Cita um exemplo colhido em Freud:
"Chamfort conta uma história de um marquês da corte de Luís 14 que, ao encontrar sua mulher na cama com um arcebispo, caminha calmamente para a janela e faz vários gestos abençoando as pessoas que passam pela rua.
'O que está fazendo?', pergunta a mulher angustiada.
'O arcebispo está cumprindo minhas funções, eu estou cumprindo as dele'."
Esse resultado inesperado rompe a tensão da narrativa, relaxa e provoca o riso.
Da minha parte, sempre me coloquei uma questão: duas pessoas debaixo de uma árvore, cai a maçã, por que uma delas diz apenas caiu a maçã e a outra concebe a lei da gravidade?
Em Gould isto talvez se chame potencial latente, em Koestler é dissecado a partir do acúmulo de conhecimentos de Newton, sua chegada ao limiar da descoberta através do esgotamento do que se conhecia sobre o tema.
Para qualquer outra pessoa que não tivesse a trajetória intelectual de Newton, era apenas a maçã caindo da árvore.
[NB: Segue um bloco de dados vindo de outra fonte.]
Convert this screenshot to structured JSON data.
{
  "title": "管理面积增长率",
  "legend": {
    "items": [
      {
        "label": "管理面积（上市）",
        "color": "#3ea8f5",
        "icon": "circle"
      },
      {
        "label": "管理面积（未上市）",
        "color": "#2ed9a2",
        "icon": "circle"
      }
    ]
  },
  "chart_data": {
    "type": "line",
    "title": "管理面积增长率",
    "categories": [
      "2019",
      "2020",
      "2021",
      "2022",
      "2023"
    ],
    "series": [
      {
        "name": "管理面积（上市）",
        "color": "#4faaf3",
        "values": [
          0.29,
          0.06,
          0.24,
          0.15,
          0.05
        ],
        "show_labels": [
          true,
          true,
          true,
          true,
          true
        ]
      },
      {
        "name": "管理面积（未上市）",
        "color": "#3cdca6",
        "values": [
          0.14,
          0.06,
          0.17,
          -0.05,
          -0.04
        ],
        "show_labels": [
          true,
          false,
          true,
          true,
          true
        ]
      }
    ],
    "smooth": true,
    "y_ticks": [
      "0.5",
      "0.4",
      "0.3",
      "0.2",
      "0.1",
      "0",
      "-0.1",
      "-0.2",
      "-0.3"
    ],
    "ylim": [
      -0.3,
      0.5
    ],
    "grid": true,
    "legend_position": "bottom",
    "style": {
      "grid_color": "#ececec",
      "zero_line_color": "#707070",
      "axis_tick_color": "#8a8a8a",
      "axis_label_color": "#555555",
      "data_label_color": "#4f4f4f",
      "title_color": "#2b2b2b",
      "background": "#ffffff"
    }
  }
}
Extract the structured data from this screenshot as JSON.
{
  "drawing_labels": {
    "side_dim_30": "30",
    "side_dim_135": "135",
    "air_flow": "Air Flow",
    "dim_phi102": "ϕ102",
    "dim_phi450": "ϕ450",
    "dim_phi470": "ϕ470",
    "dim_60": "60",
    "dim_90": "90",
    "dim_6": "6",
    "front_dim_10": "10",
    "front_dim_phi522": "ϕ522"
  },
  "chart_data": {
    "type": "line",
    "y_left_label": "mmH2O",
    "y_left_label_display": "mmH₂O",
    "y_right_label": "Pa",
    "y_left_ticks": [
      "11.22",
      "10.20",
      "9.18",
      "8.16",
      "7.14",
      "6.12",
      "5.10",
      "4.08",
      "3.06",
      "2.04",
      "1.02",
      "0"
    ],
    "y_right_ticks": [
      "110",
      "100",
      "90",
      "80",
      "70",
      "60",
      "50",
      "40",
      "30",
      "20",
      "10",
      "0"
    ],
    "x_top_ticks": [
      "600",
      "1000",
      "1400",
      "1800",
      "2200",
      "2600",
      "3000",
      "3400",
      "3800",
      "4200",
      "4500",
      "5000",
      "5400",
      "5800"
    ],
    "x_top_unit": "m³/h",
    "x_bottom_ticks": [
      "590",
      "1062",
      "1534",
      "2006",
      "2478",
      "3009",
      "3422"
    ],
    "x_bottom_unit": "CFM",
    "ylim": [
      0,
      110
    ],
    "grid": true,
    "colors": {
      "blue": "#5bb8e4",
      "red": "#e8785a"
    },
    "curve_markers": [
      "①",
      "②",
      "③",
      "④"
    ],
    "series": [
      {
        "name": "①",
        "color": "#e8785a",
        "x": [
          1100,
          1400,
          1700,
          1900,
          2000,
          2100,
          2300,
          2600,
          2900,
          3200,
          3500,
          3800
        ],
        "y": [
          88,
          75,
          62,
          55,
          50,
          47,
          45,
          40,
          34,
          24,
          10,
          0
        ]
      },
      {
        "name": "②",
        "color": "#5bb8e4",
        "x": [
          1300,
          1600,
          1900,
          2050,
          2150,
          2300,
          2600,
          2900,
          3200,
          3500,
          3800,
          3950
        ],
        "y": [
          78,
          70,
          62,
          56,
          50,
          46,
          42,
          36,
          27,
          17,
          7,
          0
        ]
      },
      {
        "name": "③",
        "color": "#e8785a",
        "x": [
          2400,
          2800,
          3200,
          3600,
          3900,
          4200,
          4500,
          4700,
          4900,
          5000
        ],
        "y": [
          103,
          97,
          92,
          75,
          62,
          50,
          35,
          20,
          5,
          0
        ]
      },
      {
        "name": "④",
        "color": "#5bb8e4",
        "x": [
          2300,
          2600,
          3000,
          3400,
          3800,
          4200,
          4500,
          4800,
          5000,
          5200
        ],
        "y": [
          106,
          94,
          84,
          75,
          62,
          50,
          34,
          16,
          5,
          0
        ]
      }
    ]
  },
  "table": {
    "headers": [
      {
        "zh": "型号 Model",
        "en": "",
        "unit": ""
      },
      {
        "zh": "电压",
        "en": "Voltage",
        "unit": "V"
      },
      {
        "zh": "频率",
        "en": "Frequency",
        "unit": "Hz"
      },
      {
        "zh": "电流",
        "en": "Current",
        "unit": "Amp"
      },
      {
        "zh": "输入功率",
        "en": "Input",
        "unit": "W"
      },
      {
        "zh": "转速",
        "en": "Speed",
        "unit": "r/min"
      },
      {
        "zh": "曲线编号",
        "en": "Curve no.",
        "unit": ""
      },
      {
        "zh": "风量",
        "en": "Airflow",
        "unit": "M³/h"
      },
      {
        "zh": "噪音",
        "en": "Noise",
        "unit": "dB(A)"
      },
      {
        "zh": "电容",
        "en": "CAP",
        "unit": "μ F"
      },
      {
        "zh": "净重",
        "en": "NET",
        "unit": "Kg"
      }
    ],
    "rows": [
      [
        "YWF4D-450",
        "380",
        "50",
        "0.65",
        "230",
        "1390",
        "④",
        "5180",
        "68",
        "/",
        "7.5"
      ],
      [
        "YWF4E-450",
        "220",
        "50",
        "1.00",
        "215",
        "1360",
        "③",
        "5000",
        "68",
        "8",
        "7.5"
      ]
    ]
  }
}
Claro que são apenas alguns caminhos da criação, do ato que rompe num estalo a casca do real, empurrando-o para um novo patamar.
O fato de existirem muitos caminhos e não poder sintetizá-los aqui me autorizam, no entanto, a afirmar que não é preciso conhecê-los conscientemente para chegar à criação.
Aliás esta é a tese de Koestler depois de dedicar parte de sua vida a estudar o tema. Ele afirma que todas as criaturas possuem a capacidade de criar, mas ela, às vezes, é suprimida pelas rotinas automáticas do pensamento e da prática que dominam suas vidas.
E para confirmar que não é preciso saber tudo sobre a criação, Koestler sugere que somos mais criativos quando o pensamento racional está suspenso, por exemplo nos sonhos e em estados de transe. Nesses momentos, a mente é capaz de receber a inspiração e o lampejo interior.
Portanto, para simplificar: relaxe e crie.